The Peripheral Component Interconnect Express (PCI-E) interface may be found in servers, desktops, and mobile PCs. An important power saving feature of PCI-E is Active State Power Management (ASPM). When L1 ASPM is enabled on a given PCI-E link, and the link has been inactive for a period of time (e.g. tens or hundreds of microseconds), the PCI-E link will transition to a L1 state that consumes much less power than the full power, fully functional L0 (on) state. While in the L1 state, the PCI-E clock may be stopped and a PLL may be powered down to save power. However, in order for a given device to start a DMA and transfer data across the PCI-E link, the link must be returned to the L0 state.
The process of transitioning from L1 to L0 is not instantaneous. This period of time is called the “L1 exit latency”. The L1 exit latency starts from the point in time a device determines that it needs to make a PCI-E transaction (e.g. a DMA) and initiates the transition to L0. The L1 exit latency ends when the PCI-E link has been fully transitioned to a L0 state. The precise L1 exit latency will depend on the design of the devices at both ends of the PCI-E link, but this may be greater than 20 microseconds if the PLL was not powered down and may be greater than 100 microseconds if the PLL was powered down.

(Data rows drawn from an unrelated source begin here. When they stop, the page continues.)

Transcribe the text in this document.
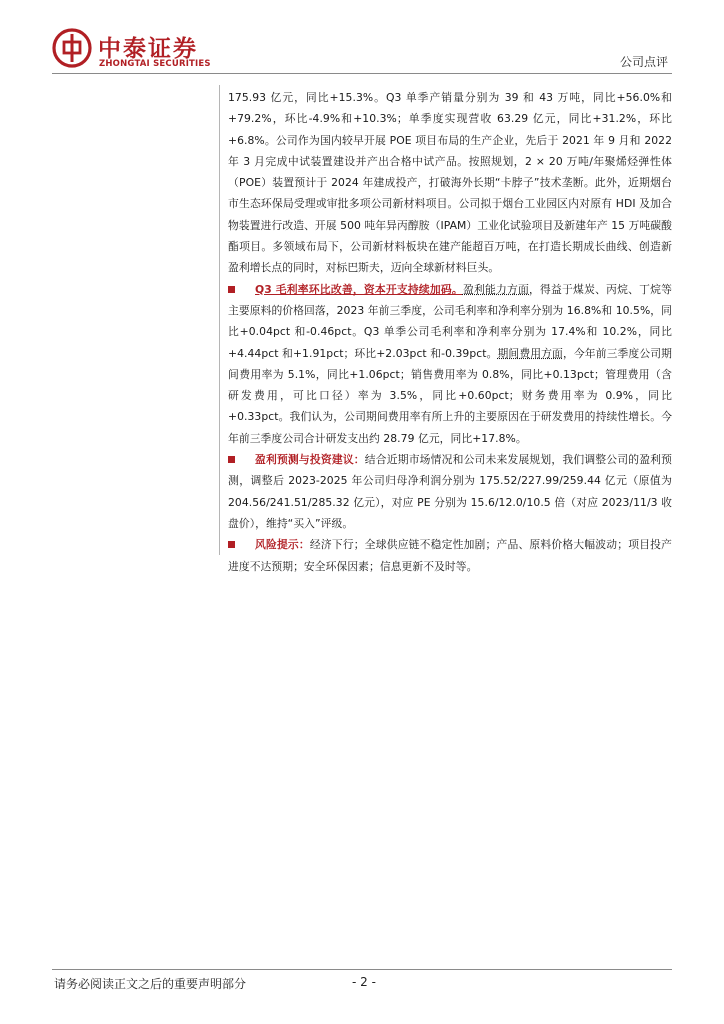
中泰证券
ZHONGTAI SECURITIES	公司点评

175.93 亿元，同比+15.3%。Q3 单季产销量分别为 39 和 43 万吨，同比+56.0%和+79.2%，环比-4.9%和+10.3%；单季度实现营收 63.29 亿元，同比+31.2%，环比+6.8%。公司作为国内较早开展 POE 项目布局的生产企业，先后于 2021 年 9 月和 2022 年 3 月完成中试装置建设并产出合格中试产品。按照规划，2 × 20 万吨/年聚烯烃弹性体（POE）装置预计于 2024 年建成投产，打破海外长期“卡脖子”技术垄断。此外，近期烟台市生态环保局受理或审批多项公司新材料项目。公司拟于烟台工业园区内对原有 HDI 及加合物装置进行改造、开展 500 吨年异丙醇胺（IPAM）工业化试验项目及新建年产 15 万吨碳酸酯项目。多领域布局下，公司新材料板块在建产能超百万吨，在打造长期成长曲线、创造新盈利增长点的同时，对标巴斯夫，迈向全球新材料巨头。

Q3 毛利率环比改善，资本开支持续加码。盈利能力方面，得益于煤炭、丙烷、丁烷等主要原料的价格回落，2023 年前三季度，公司毛利率和净利率分别为 16.8%和 10.5%，同比+0.04pct 和-0.46pct。Q3 单季公司毛利率和净利率分别为 17.4%和 10.2%，同比+4.44pct 和+1.91pct；环比+2.03pct 和-0.39pct。期间费用方面，今年前三季度公司期间费用率为 5.1%，同比+1.06pct；销售费用率为 0.8%，同比+0.13pct；管理费用（含研发费用，可比口径）率为 3.5%，同比+0.60pct；财务费用率为 0.9%，同比+0.33pct。我们认为，公司期间费用率有所上升的主要原因在于研发费用的持续性增长。今年前三季度公司合计研发支出约 28.79 亿元，同比+17.8%。

盈利预测与投资建议：结合近期市场情况和公司未来发展规划，我们调整公司的盈利预测，调整后 2023-2025 年公司归母净利润分别为 175.52/227.99/259.44 亿元（原值为 204.56/241.51/285.32 亿元），对应 PE 分别为 15.6/12.0/10.5 倍（对应 2023/11/3 收盘价），维持“买入”评级。

风险提示：经济下行；全球供应链不稳定性加剧；产品、原料价格大幅波动；项目投产进度不达预期；安全环保因素；信息更新不及时等。

请务必阅读正文之后的重要声明部分	- 2 -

Gigabit and Fast Ethernet Controllers may use a PCI-E bus to interface to the PC since PCI-E is a common high-speed peripheral interface. In addition, it is highly desirable for these Ethernet controllers with a PCI-E interface to support L1 ASPM so that the PCI-E link can automatically be put into a low power state during periods of inactivity on the interface. However, the long L1 latencies may negatively affect network responsiveness and performance. This is because the L1 exit latency can affect the latency that it takes for one network station to process and respond to a network packet that was sent by another network station. At Gigabit Ethernet speeds, even the addition of 10 microseconds of latency may be undesirable in some scenarios involving latency sensitive applications or benchmarks.
The L1 exit latency of a device depends on the physical layer design for that device. Trade-offs can be made between performance, cost, and complexity with the physical layer design. So the range of L1 exit latencies may very greatly from a bit less than 10 microseconds to hundreds of microseconds. Even devices with “lower” L1 exit latency may have exit latency greater than 30 (and sometimes greater than 100) microseconds from L1 when the PCI-E reference clock and PLL have been powered down, since the clock has to be restarted and the PLL has to re-acquire lock when transitioning to L0.
Further limitations and disadvantages of conventional and traditional approaches will become apparent to one of skill in the art, through comparison of such systems with some aspects of the present invention as set forth in the remainder of the present application with reference to the drawings.